Bununla birlikte, Kurumsal Kaynak Planlama (ERP) iş akışlarını parçalara ayırmanın ve uçtan uca iş uygulamalarını tek yerde buluşturmanın karmaşık olması nedeniyle kuruluşlar paket uygulamalar ve kurumsal sistemler genelinde çevik geliştirme süreçlerini uygulamakta zorlanmaya devam ediyor.
Micro Focus Kıdemli Başkan Yardımcısı, ITOM Ürün Grubu ve ADM Ürün Grubu Genel Müdürü, CTO Ofisi ve Ürün Güvenliği Yöneticisi Rohit de Souza, "Dünya Kalite Raporu, gelişen teknolojilerin kurumların kalite ihtiyaçlarını ve uygulamalarını nasıl değiştirdiğine dair derinlemesine bir bakış açısı getiriyor ve bilişim teknolojilerinin mevcut durumu ve geleceği hakkında çok önemli bilgiler veriyor. Bu yılın bulgularına baktığımızda, Kalite Mühendisliği ve Testlerdeki değişimin sürekli olduğunu ve kuruluşların optimum iş performansı için esnek, daha hızlı tepki veren ve uyum sağlayabilen bir yapıya sahip olmaları gerektiğini ortaya koyuyor. Kuruluşlar aynı zamanda müşterileri ve son kullanıcılar için değer yaratmaya odaklanıyor" dedi.
Micro Focus Türkiye ve Yunanistan Genel Müdürü Zafer Akın, “Bu yıl Kalite Mühendisliği ve Test alanındaki önemli trendleri ve gelişmeleri ele alan Dünya Kalite Raporu, yeni ilgi alanının Sürdürülebilir Bilişim Teknolojileri ve Değer Akışı Yönetimi olduğunu ortaya koyarken işletmelerin gelişmekte olan teknolojileri kullanıma alma konusunda ne kadar istekli olduklarını gözler önüne seriyor. Dünya genelinde ve ülkemizde işletmeler önümüzdeki dönemde marka değerini ve müşteri sadakatini artırması nedeniyle sürdürülebilir bilişim teknolojilerine daha çok önem verecek. Bu doğrultuda kalite süreçleri ve bu süreçlerin en önemli parçası olan Kalite Mühendisliği ve Test önem kazanmaya devam edecek" dedi.

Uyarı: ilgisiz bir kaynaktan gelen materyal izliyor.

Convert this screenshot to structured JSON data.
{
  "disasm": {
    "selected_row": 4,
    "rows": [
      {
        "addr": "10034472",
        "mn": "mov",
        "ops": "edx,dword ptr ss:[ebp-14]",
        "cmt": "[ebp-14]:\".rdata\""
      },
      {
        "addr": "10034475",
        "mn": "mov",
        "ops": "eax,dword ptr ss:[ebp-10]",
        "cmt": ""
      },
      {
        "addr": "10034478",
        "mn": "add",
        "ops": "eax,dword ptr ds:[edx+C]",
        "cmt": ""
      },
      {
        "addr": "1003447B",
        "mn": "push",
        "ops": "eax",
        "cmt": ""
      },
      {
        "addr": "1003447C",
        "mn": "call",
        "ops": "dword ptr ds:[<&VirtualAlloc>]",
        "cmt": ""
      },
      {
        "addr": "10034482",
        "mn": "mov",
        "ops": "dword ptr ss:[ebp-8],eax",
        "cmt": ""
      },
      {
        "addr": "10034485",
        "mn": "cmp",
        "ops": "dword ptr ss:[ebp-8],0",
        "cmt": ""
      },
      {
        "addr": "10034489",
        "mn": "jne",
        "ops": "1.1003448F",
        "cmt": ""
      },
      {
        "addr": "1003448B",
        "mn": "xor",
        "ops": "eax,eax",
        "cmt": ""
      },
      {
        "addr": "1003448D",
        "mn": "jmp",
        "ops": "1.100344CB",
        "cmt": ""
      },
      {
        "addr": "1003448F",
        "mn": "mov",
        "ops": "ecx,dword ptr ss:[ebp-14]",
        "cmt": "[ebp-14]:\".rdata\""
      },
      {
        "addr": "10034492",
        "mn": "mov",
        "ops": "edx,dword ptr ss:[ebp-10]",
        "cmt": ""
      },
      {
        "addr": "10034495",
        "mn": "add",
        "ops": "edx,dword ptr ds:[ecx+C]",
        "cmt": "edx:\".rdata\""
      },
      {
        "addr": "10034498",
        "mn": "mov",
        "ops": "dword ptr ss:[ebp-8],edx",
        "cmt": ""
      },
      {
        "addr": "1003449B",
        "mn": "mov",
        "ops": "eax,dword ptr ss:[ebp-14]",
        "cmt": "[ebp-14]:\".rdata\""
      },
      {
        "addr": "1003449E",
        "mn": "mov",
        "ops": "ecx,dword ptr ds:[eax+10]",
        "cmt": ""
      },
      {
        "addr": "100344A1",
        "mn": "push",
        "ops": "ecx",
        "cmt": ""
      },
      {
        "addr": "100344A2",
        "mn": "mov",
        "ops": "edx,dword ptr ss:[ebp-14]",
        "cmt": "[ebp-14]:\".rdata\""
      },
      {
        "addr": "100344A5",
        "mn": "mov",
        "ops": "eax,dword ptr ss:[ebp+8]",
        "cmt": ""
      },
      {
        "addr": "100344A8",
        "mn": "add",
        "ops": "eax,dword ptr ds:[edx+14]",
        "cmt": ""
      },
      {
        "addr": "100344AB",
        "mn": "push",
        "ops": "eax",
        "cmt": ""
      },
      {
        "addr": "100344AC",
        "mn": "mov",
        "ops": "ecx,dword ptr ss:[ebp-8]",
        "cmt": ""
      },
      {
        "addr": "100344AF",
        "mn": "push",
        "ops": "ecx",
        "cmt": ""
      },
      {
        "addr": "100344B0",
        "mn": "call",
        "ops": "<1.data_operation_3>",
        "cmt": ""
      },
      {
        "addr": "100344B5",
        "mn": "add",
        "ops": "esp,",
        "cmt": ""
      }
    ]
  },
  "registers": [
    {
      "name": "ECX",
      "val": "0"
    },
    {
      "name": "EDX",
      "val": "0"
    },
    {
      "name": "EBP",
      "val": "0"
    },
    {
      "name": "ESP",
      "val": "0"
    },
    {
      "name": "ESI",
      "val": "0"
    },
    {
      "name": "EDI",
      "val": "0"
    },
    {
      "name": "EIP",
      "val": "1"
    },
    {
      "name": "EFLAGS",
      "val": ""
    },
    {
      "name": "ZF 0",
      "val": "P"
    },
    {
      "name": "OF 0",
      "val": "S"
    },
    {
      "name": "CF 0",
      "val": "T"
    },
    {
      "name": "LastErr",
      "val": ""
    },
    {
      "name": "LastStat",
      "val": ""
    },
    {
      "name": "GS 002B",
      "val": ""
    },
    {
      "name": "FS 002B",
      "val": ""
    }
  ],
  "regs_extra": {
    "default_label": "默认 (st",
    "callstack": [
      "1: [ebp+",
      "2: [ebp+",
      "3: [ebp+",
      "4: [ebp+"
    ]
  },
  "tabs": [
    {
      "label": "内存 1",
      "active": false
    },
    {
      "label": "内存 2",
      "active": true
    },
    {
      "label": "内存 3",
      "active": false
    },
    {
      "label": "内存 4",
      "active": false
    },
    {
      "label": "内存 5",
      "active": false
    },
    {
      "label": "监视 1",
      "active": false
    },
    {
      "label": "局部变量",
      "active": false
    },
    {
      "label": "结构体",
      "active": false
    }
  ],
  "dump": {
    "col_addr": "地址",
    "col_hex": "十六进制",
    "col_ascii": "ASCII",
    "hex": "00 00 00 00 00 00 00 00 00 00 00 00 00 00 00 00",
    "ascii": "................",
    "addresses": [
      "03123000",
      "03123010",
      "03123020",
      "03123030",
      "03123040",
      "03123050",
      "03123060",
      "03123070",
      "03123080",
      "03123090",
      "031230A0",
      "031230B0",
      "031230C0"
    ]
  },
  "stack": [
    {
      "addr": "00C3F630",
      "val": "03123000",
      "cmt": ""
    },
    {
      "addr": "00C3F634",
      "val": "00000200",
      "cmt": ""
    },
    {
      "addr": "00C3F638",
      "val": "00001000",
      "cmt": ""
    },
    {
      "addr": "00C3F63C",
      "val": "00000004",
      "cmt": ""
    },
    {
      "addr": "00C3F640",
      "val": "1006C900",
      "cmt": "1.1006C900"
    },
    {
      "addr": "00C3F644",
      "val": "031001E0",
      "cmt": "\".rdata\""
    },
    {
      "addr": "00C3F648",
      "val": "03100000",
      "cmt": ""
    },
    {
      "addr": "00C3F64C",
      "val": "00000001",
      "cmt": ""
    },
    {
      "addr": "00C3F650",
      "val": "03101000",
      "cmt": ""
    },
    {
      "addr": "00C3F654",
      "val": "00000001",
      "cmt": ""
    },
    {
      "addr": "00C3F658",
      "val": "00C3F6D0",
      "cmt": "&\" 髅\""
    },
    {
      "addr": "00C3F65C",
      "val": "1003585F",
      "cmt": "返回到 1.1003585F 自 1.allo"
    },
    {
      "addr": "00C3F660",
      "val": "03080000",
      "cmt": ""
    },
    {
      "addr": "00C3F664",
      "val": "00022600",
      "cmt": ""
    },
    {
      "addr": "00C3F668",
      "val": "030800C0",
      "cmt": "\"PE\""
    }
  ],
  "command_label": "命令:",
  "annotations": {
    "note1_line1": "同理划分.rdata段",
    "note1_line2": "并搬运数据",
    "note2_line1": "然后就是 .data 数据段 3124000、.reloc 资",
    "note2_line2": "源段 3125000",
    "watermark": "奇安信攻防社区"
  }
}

Capgemini Group Kalite Mühendisliği ve Test Süreçleri Küresel Yöneticisi Mark Buenen, "Son yıllarda dijital platformlar ve uygulamaların modernizasyonu benzeri görülmemiş bir şekilde hızlandı. Diğer taraftan yaşanan tedarik zinciri zorlukları, siber güvenlik tehditleri ve süre gelen yetişmiş çalışan eksikliği durumu işletmeler açısından daha da karmaşık bir hale getirdi. Buna karşılık, güçlü kalite güvencesi ve kalite mühendisliğine yapılan yatırımlar, kuruluşların esnek, hızlı tepki veren ve uyum sağlayabilen bir yapıda kalabilmelerinin temelini oluşturuyor. Daha derinlemesine baktığımızda, bu hayati işlevin kârlılık ve hatta sürdürülebilirlik dahil olmak üzere iş performansı üzerinde daha kapsamlı bir somut etkiye sahip olduğunu görüyoruz" dedi.